Eventually I stumbled on something that felt significant, audio of an Identitarian panel discussion that had taken place in London the day before the film screening. The timeline worked out—Anton could easily have been there. It was posted on a European civilization reddit popular with white nationalists: a closed meeting, the location unidentified. A speaker introduced by the moderator as “creator, visionary, and important figure in the Western canon, Ernst, Graf von Starhemberg” rambled about a conspiracy to exploit a genetic predisposition towards openness and altruism that he claimed was characteristic of Northern Europeans. Through the power of Frankfurt School theory, wily Jews had guilt-tripped Scandinavians, Britons and other Nordic altruists into inviting black and brown immigrants into their homelands, immigrants who were themselves predisposed, through generations of customary cousi
n marriage, to give preference to their relatives, and thus were incapable of the fair dealing that was the foundation of Western democracy. His conclusion was not just that the immigrant populations were inferior and should be expelled, but that democracy itself ought to be abandoned for something more muscular. The West should be led by those with the will to counter the genetic replacement of white Europeans, which was otherwise inevitable. This would involve abandoning the pretense of equality and the sentimental muddle of Human Rights. “We must accept,” said the speaker, “that not everyone can have full personhood. Autonomy is not for all. Some are destined to wield power, others to be wielded. Ideally we want something that has the same utility as a person—that can do all the labor a person can do—but to whom we don’t owe the same moral obligations. We will eventually be able to build or grow such servants ourselves, but in the medium term we must use the ones we have, the ones over whom we hold dominion, like our ancestors did before us.”

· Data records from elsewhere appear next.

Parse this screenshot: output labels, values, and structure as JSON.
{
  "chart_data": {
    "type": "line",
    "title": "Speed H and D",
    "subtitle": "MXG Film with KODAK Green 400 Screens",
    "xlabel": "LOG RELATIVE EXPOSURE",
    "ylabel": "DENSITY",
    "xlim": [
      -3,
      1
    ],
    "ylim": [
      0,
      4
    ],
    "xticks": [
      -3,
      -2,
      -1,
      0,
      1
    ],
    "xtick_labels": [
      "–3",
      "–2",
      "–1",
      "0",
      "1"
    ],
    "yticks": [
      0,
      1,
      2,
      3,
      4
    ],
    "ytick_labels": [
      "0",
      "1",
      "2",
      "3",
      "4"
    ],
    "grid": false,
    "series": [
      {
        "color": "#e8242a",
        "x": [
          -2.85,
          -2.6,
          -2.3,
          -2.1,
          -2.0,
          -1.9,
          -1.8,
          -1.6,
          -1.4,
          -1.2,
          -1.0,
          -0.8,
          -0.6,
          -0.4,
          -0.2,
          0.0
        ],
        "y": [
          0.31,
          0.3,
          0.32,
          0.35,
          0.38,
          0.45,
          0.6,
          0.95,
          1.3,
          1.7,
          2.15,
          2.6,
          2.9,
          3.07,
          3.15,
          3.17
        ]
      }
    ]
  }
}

The speaker had an unplaceable accent, sort of Eurotrash American. It was not Anton’s accent, or at least not the accent he spoke in when we met, or in the video clips and interviews I’d watched online, but the more I listened, the more convinced I became that it was him. There was something about the ironic way Starhemberg elongated the vowels, something performed, camp.
Was Anton controlling Starhemberg, the founder of some cell dedicated to pushing out far-right content? I had no doubt that this was the murky water he swam in. Judging by the accounts that posted on Blue Lives threads, he had a lot of fans in the subcultural far right, and as someone working in the creative industries in Los Angeles, it would certainly have damaged his career if he were exposed, so a pseudonym made sense. I couldn’t tell if there was anything real at the heart of it, any spontaneous energy. Many of the Starhembergs were bots, amplifying and circulating content to drive traffic and game the big algorithms. There were profiles that did nothing but like and repost the posts of other Starhemberg profiles, in an endless automated circle-jerk.